Fig. 2. EPAS1 SNP site variants that associate with an average of 0.8 gm/dL lower hemoglobin concentration in a Tibetan sample from Mag Xiang (4,200m), Tibet Autonomous Region. The top panel shows the results of testing variants at 49 SNP sites with a minor allele frequency ≥5% for genotypic association with sex-adjusted hemoglobin concentration. The middle panel displays the estimated hemoglobin concentration difference (mean + 95% confidence interval) between genotypes at each SNP site. Filled circles represent SNP sites detected as having a significant association with hemoglobin concentration while controlling the false discovery rate < 0.05 across the EPAS1 locus. Open diamonds represent SNP sites without significant association. The bottom panel illustrates the pairwise linkage disequilibrium measured as r2 between SNPs.
Fig. 3. EPAS1 SNP site variants that associate with an average of 1.0 gm/dL lower hemoglobin concentration in a Tibetan sample from Zhaxizong Xiang (4,300m), Tibet Autonomous Region. The top panel shows the results of testing variants at 45 SNP sites with a minor allele frequency ≥5% for genotypic association with sex-adjusted hemoglobin concentration. The middle panel displays the estimated hemoglobin concentration difference (mean + 95% confidence interval) between genotypes at each SNP site. Filled circles represent SNP sites detected as having a significant association with hemoglobin concentration while controlling the false discovery rate < 0.05 across the EPAS1 locus. Open diamonds represent SNP sites without significant association. The bottom panel illustrates the pairwise linkage disequilibrium measured as r2 between SNPs.
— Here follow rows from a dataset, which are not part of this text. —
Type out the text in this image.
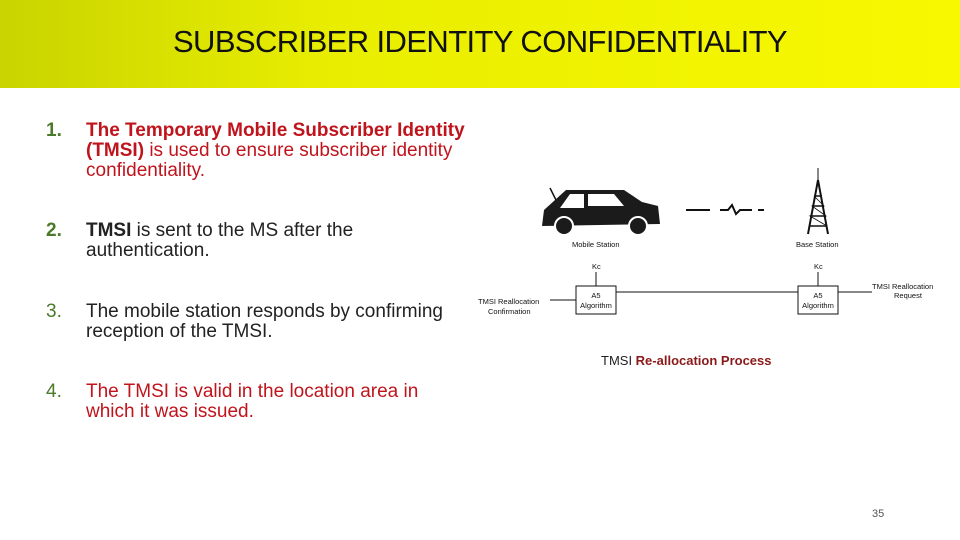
SUBSCRIBER IDENTITY CONFIDENTIALITY
1.	The Temporary Mobile Subscriber Identity (TMSI) is used to ensure subscriber identity confidentiality.
2.	TMSI is sent to the MS after the authentication.
3.	The mobile station responds by confirming reception of the TMSI.
4.	The TMSI is valid in the location area in which it was issued.
Mobile Station	Base Station
Kc	Kc
A5
Algorithm
A5
Algorithm
TMSI Reallocation
Confirmation
TMSI Reallocation
Request
TMSI Re-allocation Process
35
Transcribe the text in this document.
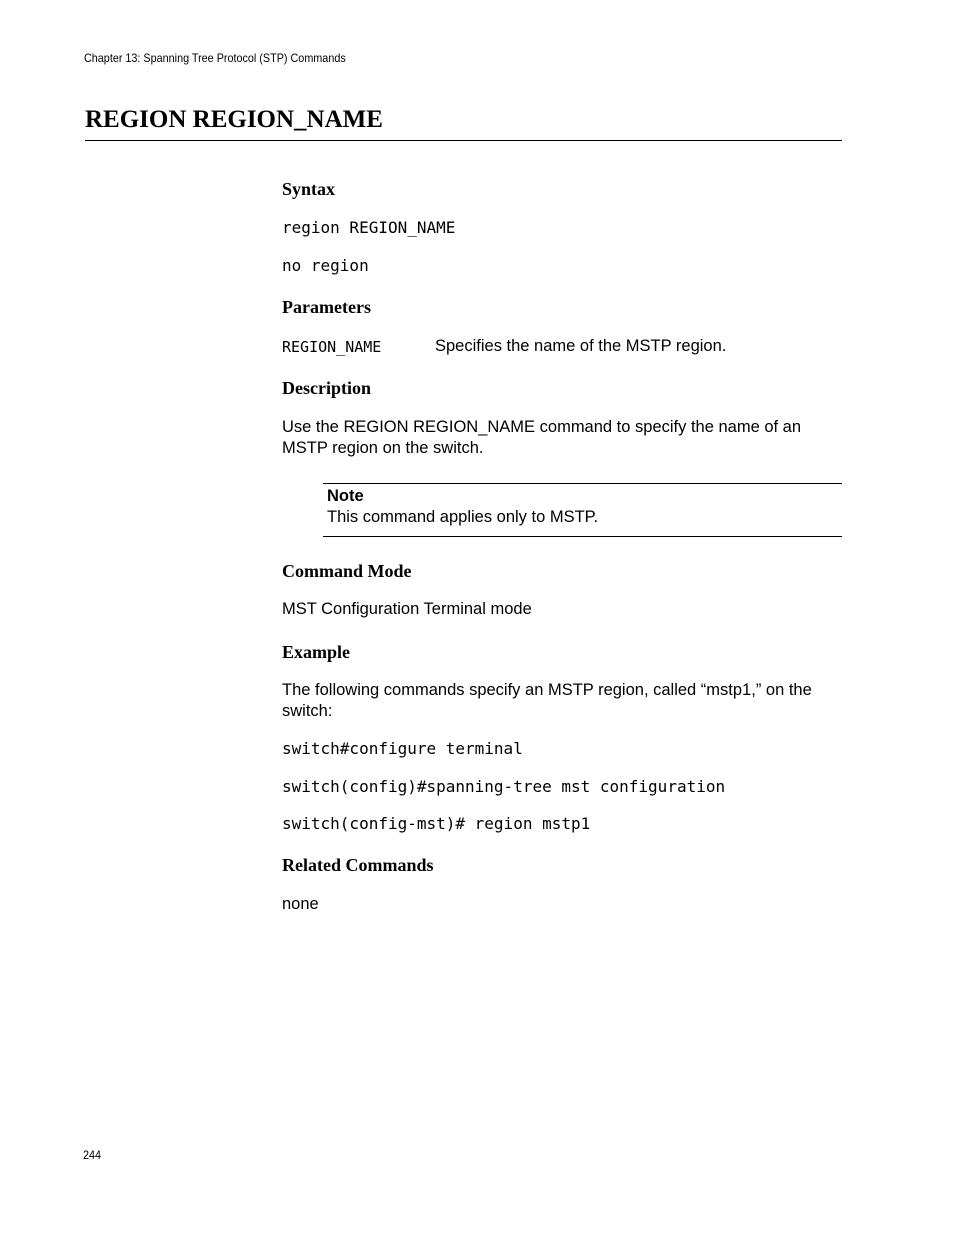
Chapter 13: Spanning Tree Protocol (STP) Commands
REGION REGION_NAME
Syntax
region REGION_NAME
no region
Parameters
REGION_NAME	Specifies the name of the MSTP region.
Description
Use the REGION REGION_NAME command to specify the name of an MSTP region on the switch.
Note
This command applies only to MSTP.
Command Mode
MST Configuration Terminal mode
Example
The following commands specify an MSTP region, called “mstp1,” on the switch:
switch#configure terminal
switch(config)#spanning-tree mst configuration
switch(config-mst)# region mstp1
Related Commands
none
244
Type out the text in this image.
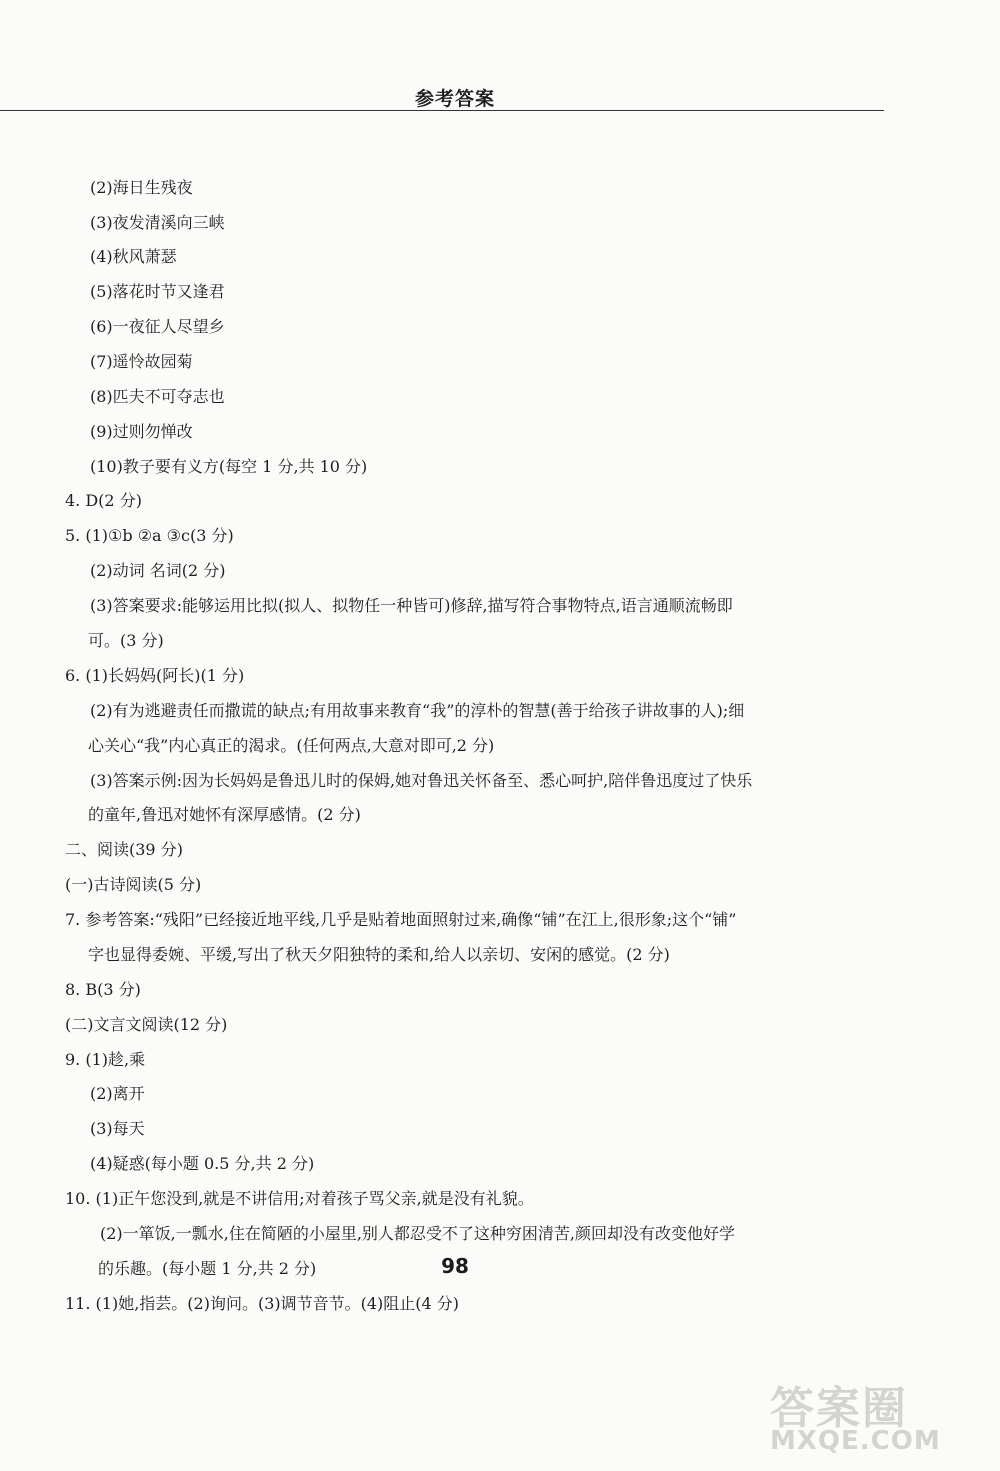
参考答案
(2)海日生残夜
(3)夜发清溪向三峡
(4)秋风萧瑟
(5)落花时节又逢君
(6)一夜征人尽望乡
(7)遥怜故园菊
(8)匹夫不可夺志也
(9)过则勿惮改
(10)教子要有义方(每空 1 分,共 10 分)
4. D(2 分)
5. (1)①b ②a ③c(3 分)
(2)动词 名词(2 分)
(3)答案要求:能够运用比拟(拟人、拟物任一种皆可)修辞,描写符合事物特点,语言通顺流畅即
可。(3 分)
6. (1)长妈妈(阿长)(1 分)
(2)有为逃避责任而撒谎的缺点;有用故事来教育“我”的淳朴的智慧(善于给孩子讲故事的人);细
心关心“我”内心真正的渴求。(任何两点,大意对即可,2 分)
(3)答案示例:因为长妈妈是鲁迅儿时的保姆,她对鲁迅关怀备至、悉心呵护,陪伴鲁迅度过了快乐
的童年,鲁迅对她怀有深厚感情。(2 分)
二、阅读(39 分)
(一)古诗阅读(5 分)
7. 参考答案:“残阳”已经接近地平线,几乎是贴着地面照射过来,确像“铺”在江上,很形象;这个“铺”
字也显得委婉、平缓,写出了秋天夕阳独特的柔和,给人以亲切、安闲的感觉。(2 分)
8. B(3 分)
(二)文言文阅读(12 分)
9. (1)趁,乘
(2)离开
(3)每天
(4)疑惑(每小题 0.5 分,共 2 分)
10. (1)正午您没到,就是不讲信用;对着孩子骂父亲,就是没有礼貌。
(2)一箪饭,一瓢水,住在简陋的小屋里,别人都忍受不了这种穷困清苦,颜回却没有改变他好学
的乐趣。(每小题 1 分,共 2 分)
11. (1)她,指芸。(2)询问。(3)调节音节。(4)阻止(4 分)
98
答案圈
MXQE.COM
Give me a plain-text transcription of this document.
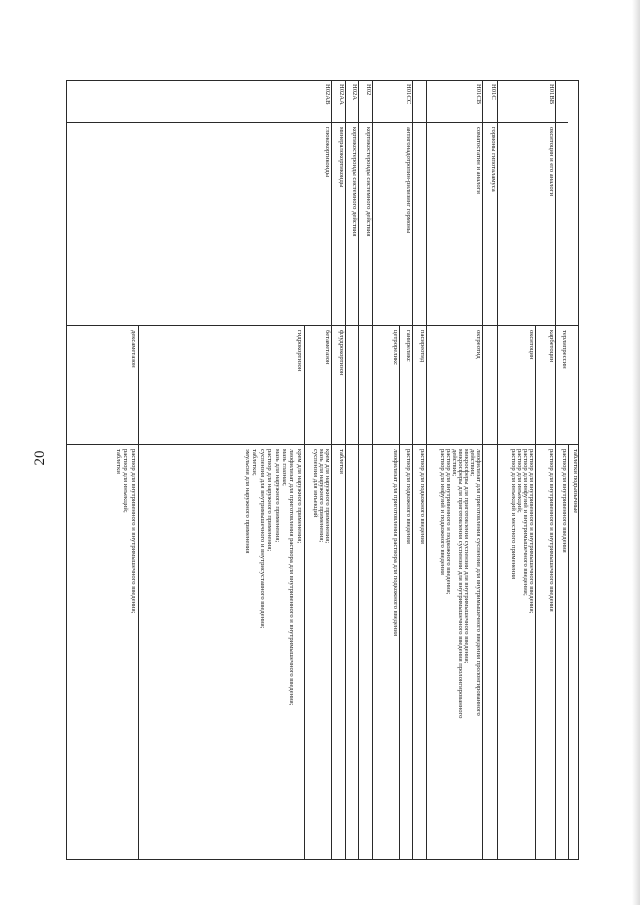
20	таблетки подъязычные
терлипрессин
раствор для внутривенного введения
H01BB
окситоцин и его аналоги
карбетоцин
раствор для внутривенного и внутримышечного введения
окситоцин
раствор для внутривенного и внутримышечного введения;
раствор для инфузий и внутримышечного введения;
раствор для инъекций;
раствор для инъекций и местного применения
H01C
гормоны гипоталамуса
H01CB
соматостатин и аналоги
октреотид
лиофилизат для приготовления суспензии для внутримышечного введения пролонгированного
действия;
микросферы для приготовления суспензии для внутримышечного введения;
микросферы для приготовления суспензии для внутримышечного введения пролонгированного
действия;
раствор для внутривенного и подкожного введения;
раствор для инфузий и подкожного введения
пасиреотид
раствор для подкожного введения
H01CC
антигонадотропин-рилизинг гормоны
ганиреликс
раствор для подкожного введения
цетрореликс
лиофилизат для приготовления раствора для подкожного введения
H02
кортикостероиды системного действия
H02A
кортикостероиды системного действия
H02AA
минералокортикоиды
флудрокортизон
таблетки
H02AB
глюкокортикоиды
бетаметазон
крем для наружного применения;
мазь для наружного применения;
суспензия для инъекций
гидрокортизон
крем для наружного применения;
лиофилизат для приготовления раствора для внутривенного и внутримышечного введения;
мазь глазная;
мазь для наружного применения;
раствор для наружного применения;
суспензия для внутримышечного и внутрисуставного введения;
таблетки;
эмульсия для наружного применения
дексаметазон
раствор для внутривенного и внутримышечного введения;
раствор для инъекций;
таблетки
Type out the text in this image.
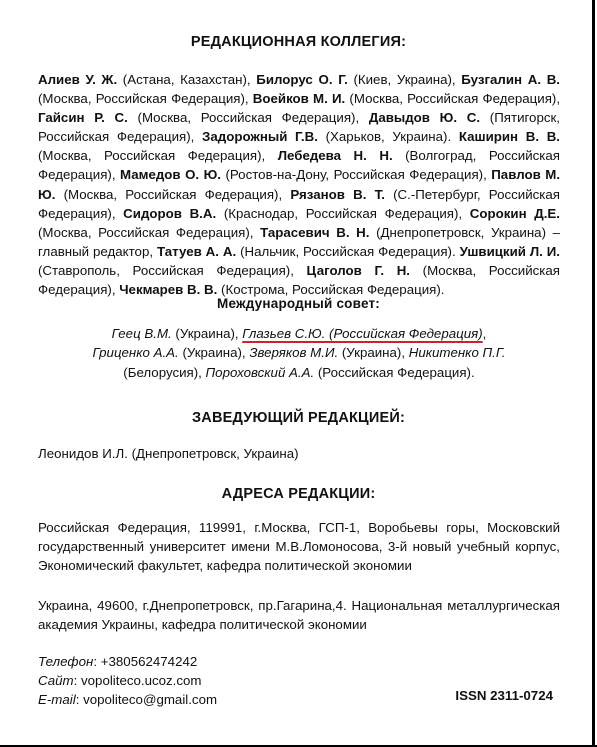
РЕДАКЦИОННАЯ КОЛЛЕГИЯ:
Алиев У. Ж. (Астана, Казахстан), Билорус О. Г. (Киев, Украина), Бузгалин А. В. (Москва, Российская Федерация), Воейков М. И. (Москва, Российская Федерация), Гайсин Р. С. (Москва, Российская Федерация), Давыдов Ю. С. (Пятигорск, Российская Федерация), Задорожный Г.В. (Харьков, Украина). Каширин В. В. (Москва, Российская Федерация), Лебедева Н. Н. (Волгоград, Российская Федерация), Мамедов О. Ю. (Ростов-на-Дону, Российская Федерация), Павлов М. Ю. (Москва, Российская Федерация), Рязанов В. Т. (С.-Петербург, Российская Федерация), Сидоров В.А. (Краснодар, Российская Федерация), Сорокин Д.Е. (Москва, Российская Федерация), Тарасевич В. Н. (Днепропетровск, Украина) – главный редактор, Татуев А. А. (Нальчик, Российская Федерация). Ушвицкий Л. И. (Ставрополь, Российская Федерация), Цаголов Г. Н. (Москва, Российская Федерация), Чекмарев В. В. (Кострома, Российская Федерация).
Международный совет:
Геец В.М. (Украина), Глазьев С.Ю. (Российская Федерация),
Гриценко А.А. (Украина), Зверяков М.И. (Украина), Никитенко П.Г.
(Белорусия), Пороховский А.А. (Российская Федерация).
ЗАВЕДУЮЩИЙ РЕДАКЦИЕЙ:
Леонидов И.Л. (Днепропетровск, Украина)
АДРЕСА РЕДАКЦИИ:
Российская Федерация, 119991, г.Москва, ГСП-1, Воробьевы горы, Московский государственный университет имени М.В.Ломоносова, 3-й новый учебный корпус, Экономический факультет, кафедра политической экономии
Украина, 49600, г.Днепропетровск, пр.Гагарина,4. Национальная металлургическая академия Украины, кафедра политической экономии
Телефон: +380562474242
Сайт: vopoliteco.ucoz.com
E-mail: vopoliteco@gmail.com	ISSN 2311-0724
Fig. 4. Differences in allelic frequency at SNP sites within EPAS1 between the HapMap Han, Mag Xiang and Zhaxizong Xiang cohorts. The horizontal axis is SNP position according to build 36.1. The vertical axis is allelic frequency, with the allele selected for display as the one occurring most frequently in the Mag Xiang cohort. Blue squares denote data for HapMap Han; red circles denote data for MagXiang Tibetans; green triangles denote data for Zhaxizong Xiang Tibetans. Filled symbols denote those SNP sites where there were significant associations with hemoglobin in both Mag Xiang and Zhaxizong Xiang cohorts; open symbols denote those SNPs without both such associations.